JTAG on a Running System: Risks & Methods

TL;DR

Attaching a JTAG device to a running system can be done, but it’s risky. It might cause crashes or unexpected behaviour. If you need to debug a live system, use in-circuit emulation (ICE) if possible. Otherwise, proceed with caution and understand the potential consequences.

Understanding the Risks

JTAG (Joint Test Action Group) is primarily designed for testing and programming devices before they’re fully operational. Connecting a JTAG debugger while the system is running can:

• Interrupt normal operation: The JTAG signals could interfere with the CPU’s execution, leading to crashes or unpredictable results.
• Damage hardware: Incorrect voltage levels or timing conflicts can potentially harm the target device.
• Cause data corruption: Debugging operations might overwrite memory or registers.

However, many modern debuggers and development boards are designed to handle hot-plugging JTAG probes, but this is not guaranteed.

Methods for Attaching JTAG

1. Check Documentation: The most important step! Consult the documentation for your target device (CPU/microcontroller) and development board. It will specify if hot-plugging JTAG is supported and any specific requirements or precautions.
2. Power Cycling: This is the safest method, but not always practical.
   • Turn off the power to the target system completely.
   • Connect the JTAG debugger.
   • Power on the system.
3. Using a Debug Port: Some systems have dedicated debug ports that allow JTAG access without interrupting normal operation.
   • These ports often include isolation circuitry to prevent conflicts.
   • Refer to your board’s schematic and documentation for details.
4. Hot-Plugging (with Caution): If the documentation allows, you can attempt hot-plugging.
   • Ground First: Connect the JTAG debugger’s ground pin to the target system’s ground before connecting any other pins. This helps equalize voltage levels and reduce the risk of static discharge.
   • Connect Signals Last: After grounding, connect the TMS (Test Mode Select), TCK (Test Clock), TDI (Test Data In), and TDO (Test Data Out) signals. Avoid connecting TRST (Test Reset) initially unless specifically instructed by documentation.
   • Monitor Carefully: Observe the system’s behaviour closely after connecting JTAG. Look for any signs of instability or crashes.

Software Considerations

Even if you can physically connect the JTAG debugger, the software might not work correctly on a running system.
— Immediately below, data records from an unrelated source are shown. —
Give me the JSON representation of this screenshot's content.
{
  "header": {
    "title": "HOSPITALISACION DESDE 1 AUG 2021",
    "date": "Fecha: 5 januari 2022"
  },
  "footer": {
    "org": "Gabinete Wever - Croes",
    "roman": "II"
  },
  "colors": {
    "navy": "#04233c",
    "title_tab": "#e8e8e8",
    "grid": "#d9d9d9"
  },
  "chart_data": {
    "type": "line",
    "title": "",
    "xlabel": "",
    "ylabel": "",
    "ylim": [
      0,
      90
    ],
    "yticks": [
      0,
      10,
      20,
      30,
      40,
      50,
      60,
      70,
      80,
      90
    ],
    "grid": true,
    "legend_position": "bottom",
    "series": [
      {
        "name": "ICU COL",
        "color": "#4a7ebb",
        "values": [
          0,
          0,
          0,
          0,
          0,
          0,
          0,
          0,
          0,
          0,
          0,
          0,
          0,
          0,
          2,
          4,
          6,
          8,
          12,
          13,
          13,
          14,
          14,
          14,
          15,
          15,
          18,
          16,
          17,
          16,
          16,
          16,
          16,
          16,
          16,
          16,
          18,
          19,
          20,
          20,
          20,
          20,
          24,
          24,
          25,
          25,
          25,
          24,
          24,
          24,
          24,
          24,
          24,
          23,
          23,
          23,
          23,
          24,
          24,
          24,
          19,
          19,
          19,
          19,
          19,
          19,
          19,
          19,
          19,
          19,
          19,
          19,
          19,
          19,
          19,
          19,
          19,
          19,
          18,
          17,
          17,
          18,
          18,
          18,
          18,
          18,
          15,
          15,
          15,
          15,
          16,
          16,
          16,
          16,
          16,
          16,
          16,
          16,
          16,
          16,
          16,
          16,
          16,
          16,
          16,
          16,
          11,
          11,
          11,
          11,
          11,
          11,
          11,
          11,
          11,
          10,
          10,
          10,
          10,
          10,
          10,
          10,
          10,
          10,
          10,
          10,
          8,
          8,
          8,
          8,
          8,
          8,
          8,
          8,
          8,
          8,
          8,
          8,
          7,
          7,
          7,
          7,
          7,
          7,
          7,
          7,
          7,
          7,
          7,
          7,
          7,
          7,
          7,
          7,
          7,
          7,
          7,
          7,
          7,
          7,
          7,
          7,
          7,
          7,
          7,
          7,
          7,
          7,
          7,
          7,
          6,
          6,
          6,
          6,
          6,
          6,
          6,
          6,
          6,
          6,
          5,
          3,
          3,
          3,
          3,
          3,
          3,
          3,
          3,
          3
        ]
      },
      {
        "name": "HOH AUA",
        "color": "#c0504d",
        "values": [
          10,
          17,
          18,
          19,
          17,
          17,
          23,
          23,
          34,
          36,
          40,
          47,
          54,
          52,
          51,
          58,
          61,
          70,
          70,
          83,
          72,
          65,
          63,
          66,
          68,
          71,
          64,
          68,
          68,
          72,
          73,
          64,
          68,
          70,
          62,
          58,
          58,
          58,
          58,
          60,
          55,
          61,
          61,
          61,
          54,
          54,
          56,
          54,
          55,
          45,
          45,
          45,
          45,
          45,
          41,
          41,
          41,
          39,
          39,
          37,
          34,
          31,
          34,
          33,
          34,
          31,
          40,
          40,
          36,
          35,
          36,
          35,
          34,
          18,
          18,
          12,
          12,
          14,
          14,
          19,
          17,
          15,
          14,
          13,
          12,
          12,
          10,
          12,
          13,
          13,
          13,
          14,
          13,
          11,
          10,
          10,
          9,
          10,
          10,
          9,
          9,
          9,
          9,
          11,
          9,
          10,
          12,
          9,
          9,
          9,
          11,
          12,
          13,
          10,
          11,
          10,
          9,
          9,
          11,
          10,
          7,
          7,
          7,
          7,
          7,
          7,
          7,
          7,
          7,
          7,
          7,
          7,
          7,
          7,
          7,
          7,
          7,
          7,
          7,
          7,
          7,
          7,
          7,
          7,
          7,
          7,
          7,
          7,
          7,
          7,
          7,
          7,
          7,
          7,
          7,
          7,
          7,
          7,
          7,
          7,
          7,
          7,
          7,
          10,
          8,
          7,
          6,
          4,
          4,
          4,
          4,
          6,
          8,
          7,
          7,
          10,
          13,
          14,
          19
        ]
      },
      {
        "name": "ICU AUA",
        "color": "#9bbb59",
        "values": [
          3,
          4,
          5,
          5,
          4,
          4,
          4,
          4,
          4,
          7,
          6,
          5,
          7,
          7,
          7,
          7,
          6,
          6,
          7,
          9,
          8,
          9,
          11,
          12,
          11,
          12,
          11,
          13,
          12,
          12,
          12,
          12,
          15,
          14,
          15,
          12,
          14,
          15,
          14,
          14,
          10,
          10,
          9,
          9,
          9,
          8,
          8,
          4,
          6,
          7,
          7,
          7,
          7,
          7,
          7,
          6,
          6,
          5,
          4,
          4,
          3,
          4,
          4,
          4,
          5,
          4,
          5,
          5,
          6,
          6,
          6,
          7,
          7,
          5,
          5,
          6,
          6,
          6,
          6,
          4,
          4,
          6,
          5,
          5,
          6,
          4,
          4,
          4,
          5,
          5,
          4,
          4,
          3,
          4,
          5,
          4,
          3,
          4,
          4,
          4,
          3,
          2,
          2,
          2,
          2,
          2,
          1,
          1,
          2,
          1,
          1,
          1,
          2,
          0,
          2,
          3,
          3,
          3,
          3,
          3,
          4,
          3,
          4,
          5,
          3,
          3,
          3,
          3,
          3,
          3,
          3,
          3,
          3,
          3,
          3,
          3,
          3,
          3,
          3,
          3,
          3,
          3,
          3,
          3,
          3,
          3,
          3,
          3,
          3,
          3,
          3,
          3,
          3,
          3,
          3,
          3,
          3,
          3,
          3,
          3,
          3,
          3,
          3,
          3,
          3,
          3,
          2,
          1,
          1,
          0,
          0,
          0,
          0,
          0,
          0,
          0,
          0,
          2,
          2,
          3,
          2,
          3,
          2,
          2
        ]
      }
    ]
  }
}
1. Debugger Settings: Configure your debugger to handle potential conflicts.
   • Speed: Reduce the JTAG clock speed (TCK frequency) significantly. A slower speed reduces the likelihood of timing issues.
   • Reset Mode: Experiment with different reset modes in your debugger settings. Some systems require a specific reset sequence before debugging can begin.
2. ICE vs. JTAG: Consider using In-Circuit Emulation (ICE) if available. ICE typically provides more robust support for debugging live systems and offers better isolation from the target device.

Example Command (OpenOCD)

If you’re using OpenOCD, you might need to specify a lower clock speed in your configuration file:

source [find interface/ftdi_swd.cfg]
transport select hla_swd
source [find target/your_target.cfg]

# Reduce JTAG clock speed
jtag_speed 100k  # Example: Set to 100 kHz

Replace ‘your_target.cfg’ with the appropriate configuration file for your device.

Final Thoughts

Attaching a JTAG device to a running system is generally not recommended unless absolutely necessary and supported by the hardware documentation. Always prioritize safety and proceed with caution. If you encounter problems, consult the manufacturer’s documentation or seek expert assistance from cyber security professionals.